Stephen Gunnion
7 October 2008
Johannesburg — PANIC erupted in world markets yesterday with stocks and commodities continuing to take a battering as the credit crisis spread across the globe.
Despite huge injections of funds into financial systems and the widespread bail-out of banks in the US and Europe, other sectors of the world economy were also affected.
The global flight from risk saw the rand weaken to almost R9 against the dollar. It sank 5% to R8,97, before retracing some of its losses. The rand also weakened significantly against the euro and sterling.
Share prices plunged across the board, led by financial counters after a number of countries followed Ireland and Greece's lead and pledged to guarantee private or retail deposits.
Commodity stocks were also hit hard as metals prices remained under pressure due to the prospect of global recession.
The price of oil dipped below $90 a barrel. However, bonds particularly US and euro-zone government debt, benefited from the flight to safety.
The JSE's all share index was 7,3% down at 21022 at the close as resources shares fell 9,6% and the platinum index 10,4%.
In Brazil, the real sank, and stocks fell as much as 15% at one point, forcing the bourse to halt trade twice. Russia's Micex index plummeted 19%, although trading was halted three times.
BoE Private Clients trader Andrew Todd said: "It's been an absolute bloodbath today. It stemmed from the big fall that we saw in the Dow on Friday ... and that filtered through.
"It's just continued concerns over global growth, (and) it's across the board. There's nowhere to hide."
World stocks, measured by the MSCI index of leading stock markets, were down 6,39% by late afternoon. The index was on track to chart its biggest one-day fall to date.
London's FTSE 100 fell 7,9% to its lowest level since 2004, while the Cac 40 in Paris fell 9%. In the wake of Friday's large losses, the Dow Jones industrial average in New York fell almost 4% at the opening to 9919, falling below 10000 for the first time since October 2004.
"This is a stampede," said Valerie Plagnol, chief strategist at CM-CIC Securities in Paris. Plagnol said investors were unnerved by such huge government intervention in capital markets in so short a time.
Although the cost of borrowing overnight funds on international money markets remained close to the targets of central banks, thanks to continued liquidity injections, lending was almost nonexistent in the money markets.
Plagnol said: "The issue right now is to unclog the money market. As long as the money market is not functioning properly we are stuck in this situation."

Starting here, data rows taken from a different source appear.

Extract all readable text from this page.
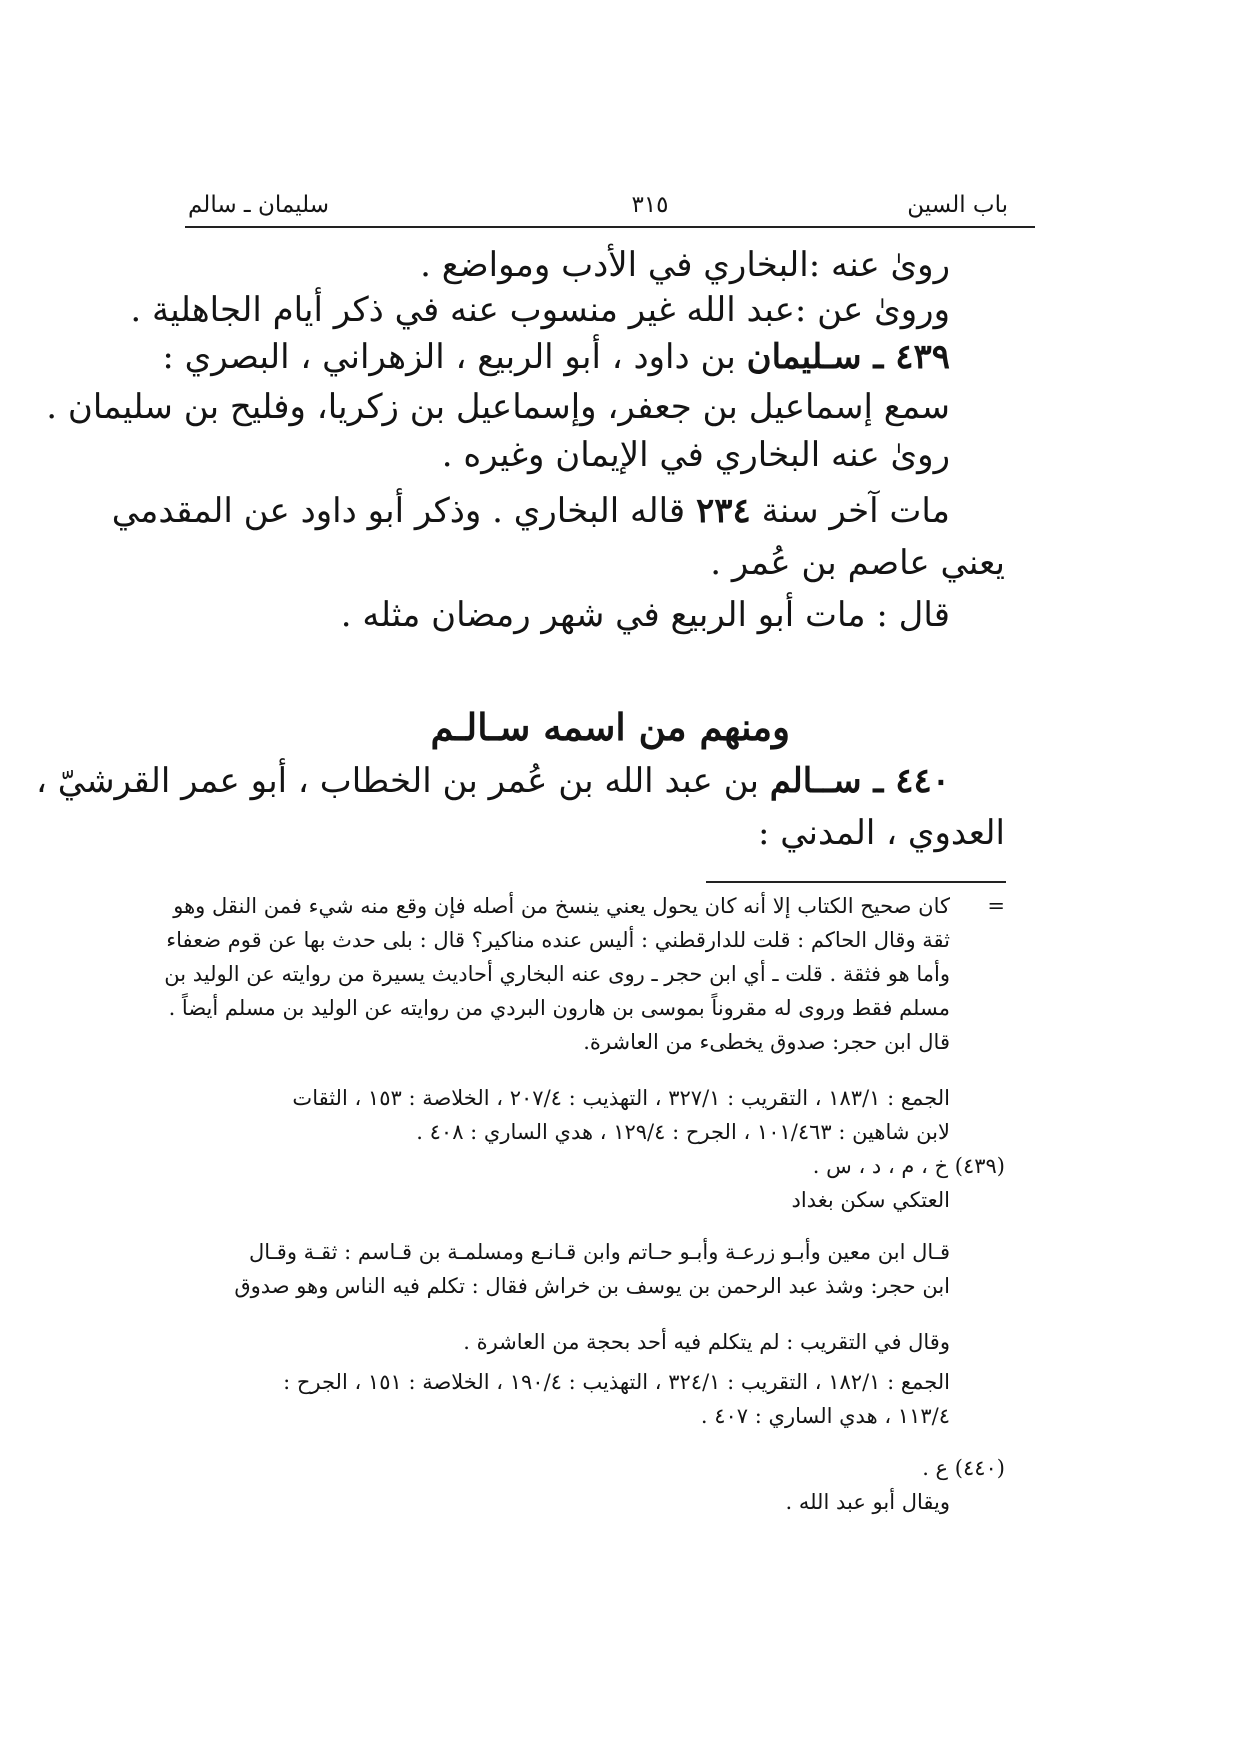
باب السين
٣١٥
سليمان ـ سالم
رویٰ عنه :البخاري في الأدب ومواضع .
وروىٰ عن :عبد الله غير منسوب عنه في ذكر أيام الجاهلية .
٤٣٩ ـ سـليمان بن داود ، أبو الربيع ، الزهراني ، البصري :
سمع إسماعيل بن جعفر، وإسماعيل بن زكريا، وفليح بن سليمان .
رویٰ عنه البخاري في الإيمان وغيره .
مات آخر سنة ٢٣٤ قاله البخاري . وذكر أبو داود عن المقدمي
يعني عاصم بن عُمر .
قال : مات أبو الربيع في شهر رمضان مثله .
ومنهم من اسمه سـالـم
٤٤٠ ـ ســالم بن عبد الله بن عُمر بن الخطاب ، أبو عمر القرشيّ ،
العدوي ، المدني :
=
كان صحيح الكتاب إلا أنه كان يحول يعني ينسخ من أصله فإن وقع منه شيء فمن النقل وهو
ثقة وقال الحاكم : قلت للدارقطني : أليس عنده مناكير؟ قال : بلى حدث بها عن قوم ضعفاء
وأما هو فثقة . قلت ـ أي ابن حجر ـ روى عنه البخاري أحاديث يسيرة من روايته عن الوليد بن
مسلم فقط وروى له مقروناً بموسى بن هارون البردي من روايته عن الوليد بن مسلم أيضاً .
قال ابن حجر: صدوق يخطىء من العاشرة.
الجمع : ١٨٣/١ ، التقريب : ٣٢٧/١ ، التهذيب : ٢٠٧/٤ ، الخلاصة : ١٥٣ ، الثقات
لابن شاهين : ١٠١/٤٦٣ ، الجرح : ١٢٩/٤ ، هدي الساري : ٤٠٨ .
(٤٣٩) خ ، م ، د ، س .
العتكي سكن بغداد
قـال ابن معين وأبـو زرعـة وأبـو حـاتم وابن قـانـع ومسلمـة بن قـاسم : ثقـة وقـال
ابن حجر: وشذ عبد الرحمن بن يوسف بن خراش فقال : تكلم فيه الناس وهو صدوق
وقال في التقريب : لم يتكلم فيه أحد بحجة من العاشرة .
الجمع : ١٨٢/١ ، التقريب : ٣٢٤/١ ، التهذيب : ١٩٠/٤ ، الخلاصة : ١٥١ ، الجرح :
١١٣/٤ ، هدي الساري : ٤٠٧ .
(٤٤٠) ع .
ويقال أبو عبد الله .
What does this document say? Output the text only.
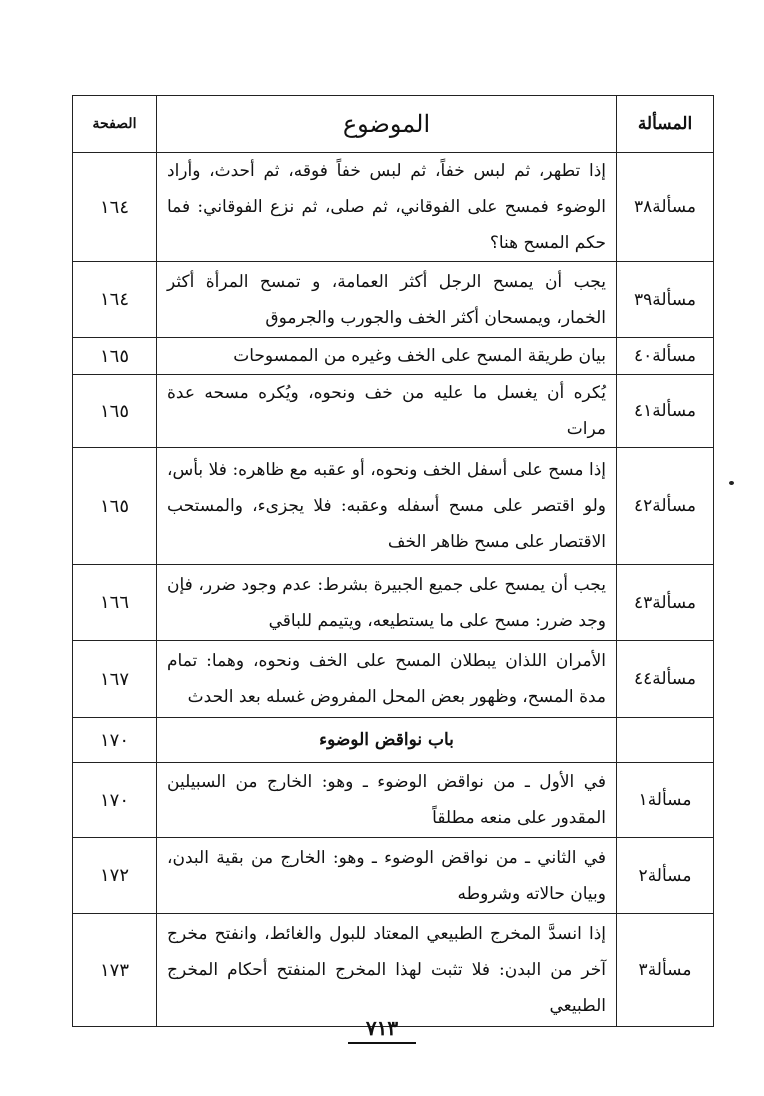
المسألة	الموضوع	الصفحة
مسألة٣٨	إذا تطهر، ثم لبس خفاً، ثم لبس خفاً فوقه، ثم أحدث، وأراد الوضوء فمسح على الفوقاني، ثم صلى، ثم نزع الفوقاني: فما حكم المسح هنا؟	١٦٤
مسألة٣٩	يجب أن يمسح الرجل أكثر العمامة، و تمسح المرأة أكثر الخمار، ويمسحان أكثر الخف والجورب والجرموق	١٦٤
مسألة٤٠	بيان طريقة المسح على الخف وغيره من الممسوحات	١٦٥
مسألة٤١	يُكره أن يغسل ما عليه من خف ونحوه، ويُكره مسحه عدة مرات	١٦٥
مسألة٤٢	إذا مسح على أسفل الخف ونحوه، أو عقبه مع ظاهره: فلا بأس، ولو اقتصر على مسح أسفله وعقبه: فلا يجزىء، والمستحب الاقتصار على مسح ظاهر الخف	١٦٥
مسألة٤٣	يجب أن يمسح على جميع الجبيرة بشرط: عدم وجود ضرر، فإن وجد ضرر: مسح على ما يستطيعه، ويتيمم للباقي	١٦٦
مسألة٤٤	الأمران اللذان يبطلان المسح على الخف ونحوه، وهما: تمام مدة المسح، وظهور بعض المحل المفروض غسله بعد الحدث	١٦٧
	باب نواقض الوضوء	١٧٠
مسألة١	في الأول ـ من نواقض الوضوء ـ وهو: الخارج من السبيلين المقدور على منعه مطلقاً	١٧٠
مسألة٢	في الثاني ـ من نواقض الوضوء ـ وهو: الخارج من بقية البدن، وبيان حالاته وشروطه	١٧٢
مسألة٣	إذا انسدَّ المخرج الطبيعي المعتاد للبول والغائط، وانفتح مخرج آخر من البدن: فلا تثبت لهذا المخرج المنفتح أحكام المخرج الطبيعي	١٧٣
٧١٣
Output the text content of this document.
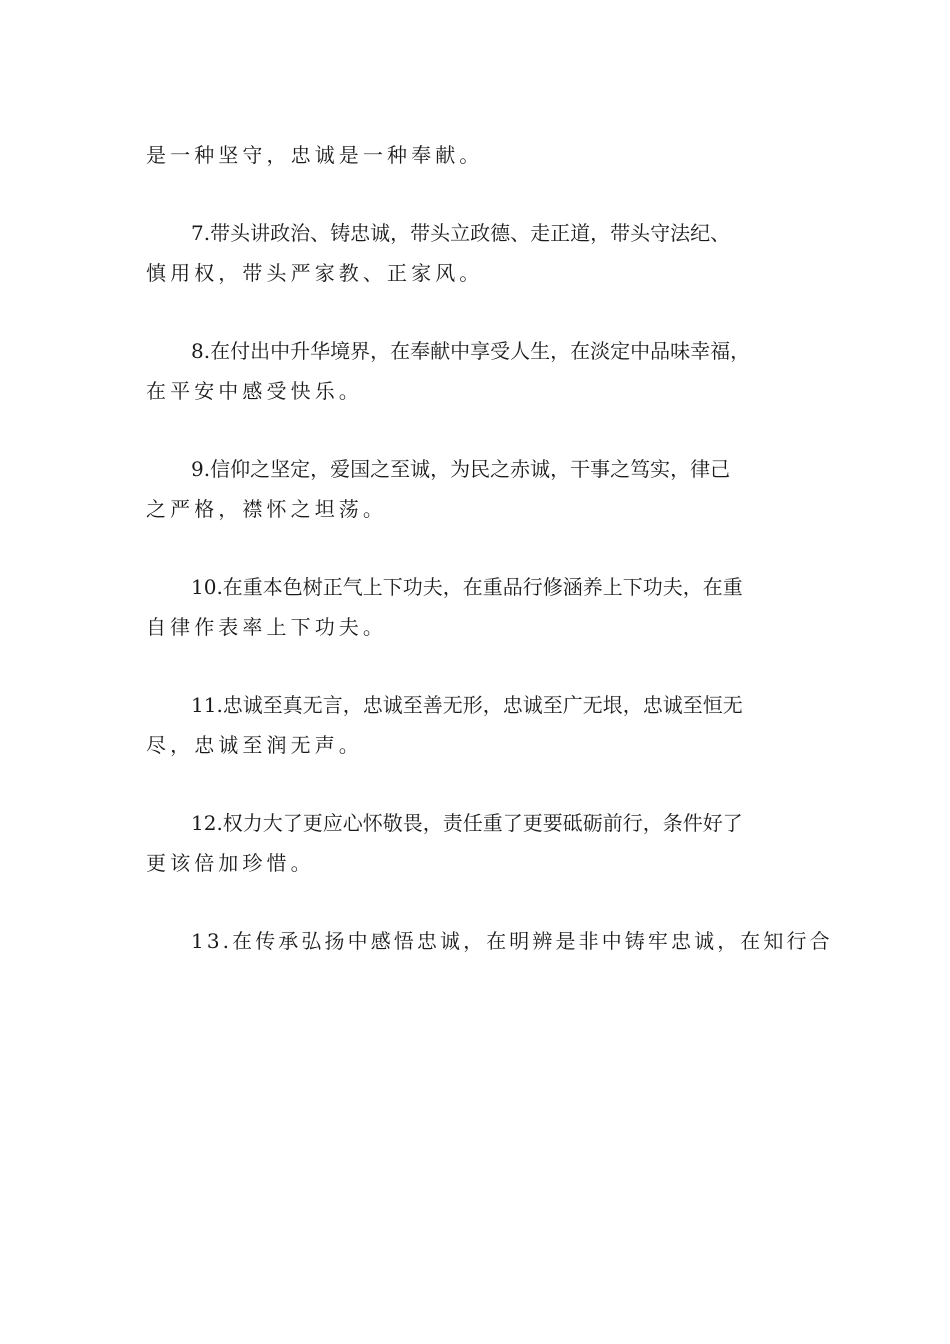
是一种坚守，忠诚是一种奉献。
7.带头讲政治、铸忠诚，带头立政德、走正道，带头守法纪、
慎用权，带头严家教、正家风。
8.在付出中升华境界，在奉献中享受人生，在淡定中品味幸福，
在平安中感受快乐。
9.信仰之坚定，爱国之至诚，为民之赤诚，干事之笃实，律己
之严格，襟怀之坦荡。
10.在重本色树正气上下功夫，在重品行修涵养上下功夫，在重
自律作表率上下功夫。
11.忠诚至真无言，忠诚至善无形，忠诚至广无垠，忠诚至恒无
尽，忠诚至润无声。
12.权力大了更应心怀敬畏，责任重了更要砥砺前行，条件好了
更该倍加珍惜。
13.在传承弘扬中感悟忠诚，在明辨是非中铸牢忠诚，在知行合
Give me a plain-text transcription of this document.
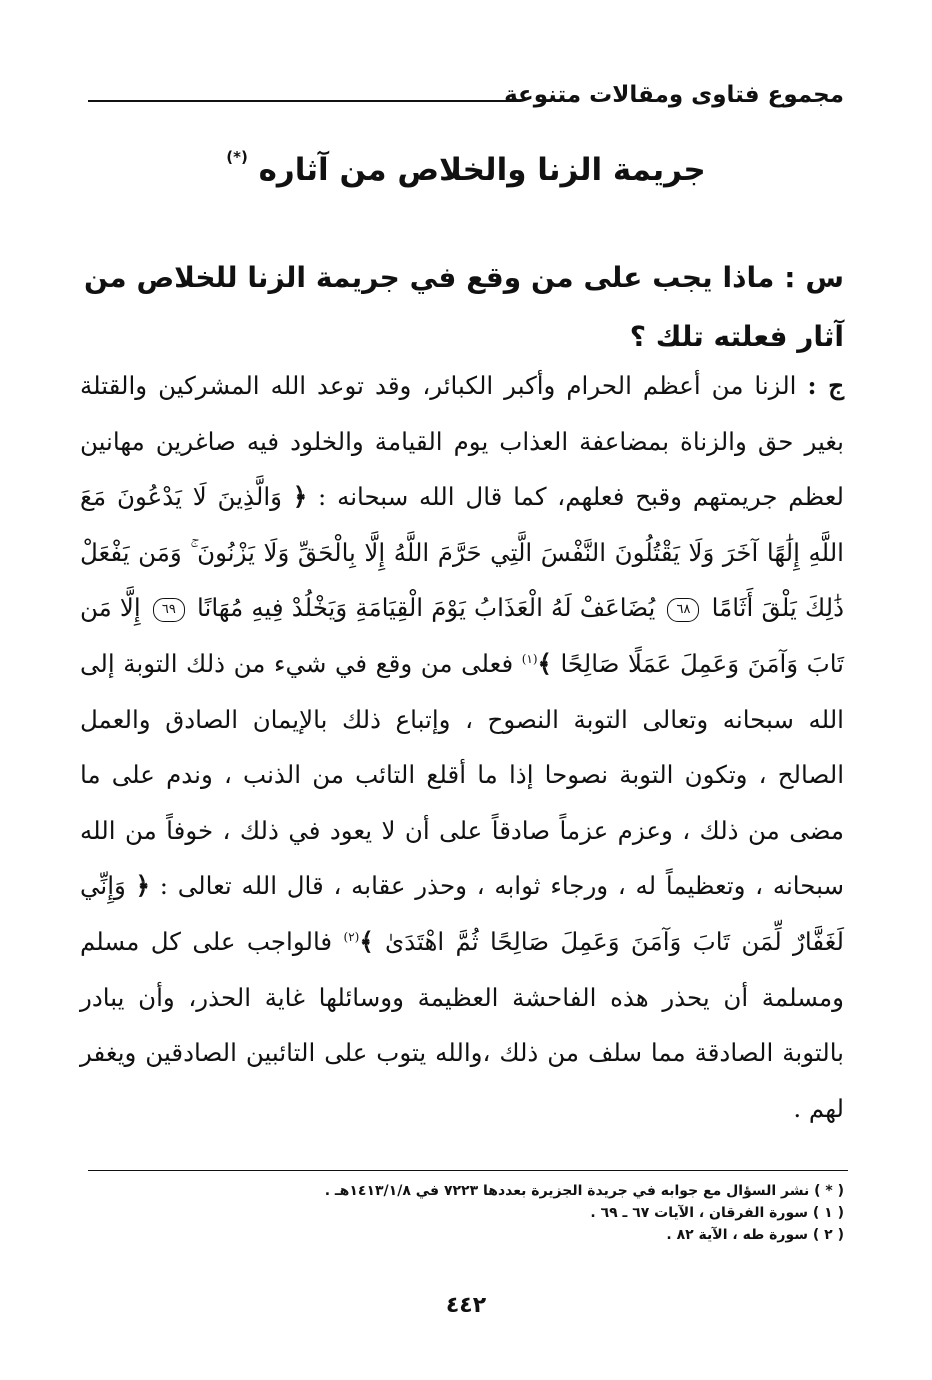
مجموع فتاوى ومقالات متنوعة
جريمة الزنا والخلاص من آثاره (*)
س : ماذا يجب على من وقع في جريمة الزنا للخلاص من آثار فعلته تلك ؟
ج : الزنا من أعظم الحرام وأكبر الكبائر، وقد توعد الله المشركين والقتلة بغير حق والزناة بمضاعفة العذاب يوم القيامة والخلود فيه صاغرين مهانين لعظم جريمتهم وقبح فعلهم، كما قال الله سبحانه : ﴿ وَالَّذِينَ لَا يَدْعُونَ مَعَ اللَّهِ إِلَٰهًا آخَرَ وَلَا يَقْتُلُونَ النَّفْسَ الَّتِي حَرَّمَ اللَّهُ إِلَّا بِالْحَقِّ وَلَا يَزْنُونَ ۚ وَمَن يَفْعَلْ ذَٰلِكَ يَلْقَ أَثَامًا ٦٨ يُضَاعَفْ لَهُ الْعَذَابُ يَوْمَ الْقِيَامَةِ وَيَخْلُدْ فِيهِ مُهَانًا ٦٩ إِلَّا مَن تَابَ وَآمَنَ وَعَمِلَ عَمَلًا صَالِحًا ﴾$^{(١)}$ فعلى من وقع في شيء من ذلك التوبة إلى الله سبحانه وتعالى التوبة النصوح ، وإتباع ذلك بالإيمان الصادق والعمل الصالح ، وتكون التوبة نصوحا إذا ما أقلع التائب من الذنب ، وندم على ما مضى من ذلك ، وعزم عزماً صادقاً على أن لا يعود في ذلك ، خوفاً من الله سبحانه ، وتعظيماً له ، ورجاء ثوابه ، وحذر عقابه ، قال الله تعالى : ﴿ وَإِنِّي لَغَفَّارٌ لِّمَن تَابَ وَآمَنَ وَعَمِلَ صَالِحًا ثُمَّ اهْتَدَىٰ ﴾$^{(٢)}$ فالواجب على كل مسلم ومسلمة أن يحذر هذه الفاحشة العظيمة ووسائلها غاية الحذر، وأن يبادر بالتوبة الصادقة مما سلف من ذلك ،والله يتوب على التائبين الصادقين ويغفر لهم .
( * ) نشر السؤال مع جوابه في جريدة الجزيرة بعددها ٧٢٢٣ في ١٤١٣/١/٨هـ .
( ١ ) سورة الفرقان ، الآيات ٦٧ ـ ٦٩ .
( ٢ ) سورة طه ، الآية ٨٢ .
٤٤٢
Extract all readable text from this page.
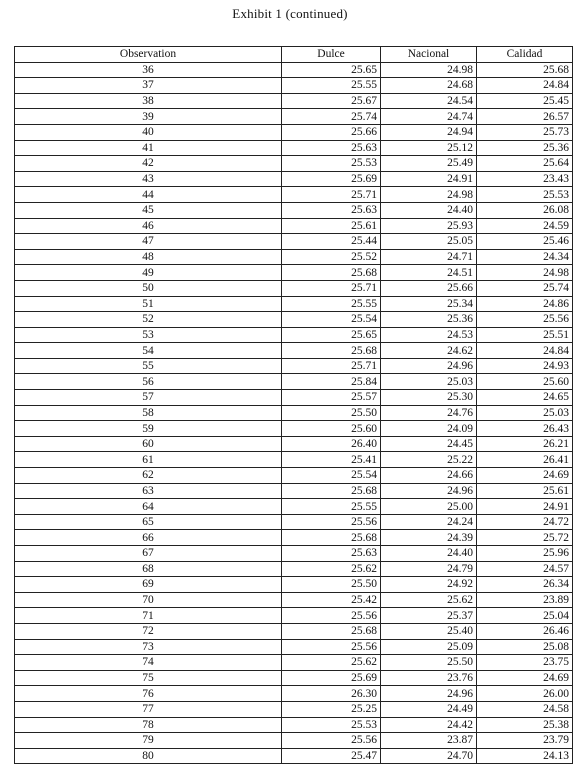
Exhibit 1 (continued)
Observation	Dulce	Nacional	Calidad
36	25.65	24.98	25.68
37	25.55	24.68	24.84
38	25.67	24.54	25.45
39	25.74	24.74	26.57
40	25.66	24.94	25.73
41	25.63	25.12	25.36
42	25.53	25.49	25.64
43	25.69	24.91	23.43
44	25.71	24.98	25.53
45	25.63	24.40	26.08
46	25.61	25.93	24.59
47	25.44	25.05	25.46
48	25.52	24.71	24.34
49	25.68	24.51	24.98
50	25.71	25.66	25.74
51	25.55	25.34	24.86
52	25.54	25.36	25.56
53	25.65	24.53	25.51
54	25.68	24.62	24.84
55	25.71	24.96	24.93
56	25.84	25.03	25.60
57	25.57	25.30	24.65
58	25.50	24.76	25.03
59	25.60	24.09	26.43
60	26.40	24.45	26.21
61	25.41	25.22	26.41
62	25.54	24.66	24.69
63	25.68	24.96	25.61
64	25.55	25.00	24.91
65	25.56	24.24	24.72
66	25.68	24.39	25.72
67	25.63	24.40	25.96
68	25.62	24.79	24.57
69	25.50	24.92	26.34
70	25.42	25.62	23.89
71	25.56	25.37	25.04
72	25.68	25.40	26.46
73	25.56	25.09	25.08
74	25.62	25.50	23.75
75	25.69	23.76	24.69
76	26.30	24.96	26.00
77	25.25	24.49	24.58
78	25.53	24.42	25.38
79	25.56	23.87	23.79
80	25.47	24.70	24.13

Money-market rates continued to climb with Libor, the London interbank offered rate that banks charge each other for overnight dollar loans, rising 37 basis points to 2,37%.
Restoring confidence in the financial system and freeing up credit would take time, US President George Bush said as the US government began implementing its $700bn rescue plan signed into law last week.
"The strategy behind the package is to free up credit, is to get money moving, and it's going to take a while," Bush said.
Austria, Denmark and Sweden also agreed to guarantee savers' bank deposits, following the lead of Ireland and Greece last week and Germany at the weekend.
French President Nicolas Sarkozy, who holds the European Union (EU) rotating presidency, issued a statement on behalf of the 27 EU member countries, saying individual countries would do all they could to safeguard the financial system.
On global currency markets, the euro had its biggest one-day drop against the yen since it was introduced in 1999 after European governments pledged bail-outs for troubled banks due to the deepening credit crisis.
"Today smacked of absolute panic in the market," said Dave Gracey, head of foreign-exchange and fixed-income trading at Nedbank Capital.
"Everything but the yen and the dollar got hurt dramatically."
Gracey said that the Australian, Russian, Brazilian and Argentine currencies had been hit particularly hard.
"I do think that the bail-out package and the guarantees the banks are putting into place will filter through. But that's a short term solution.
"We need to get people lending to one another to get the wheels turning again," Gracey said.
Gracey said the forex market was likely to remain illiquid and volatile for the time being, which meant the rand would remain volatile. However, he said the prevailing weakness would make South African exports start to look attractive, and would go some way towards balancing the current account deficit.
Although the credit crisis was far from over, Gracey said his view was that it was "past the middle".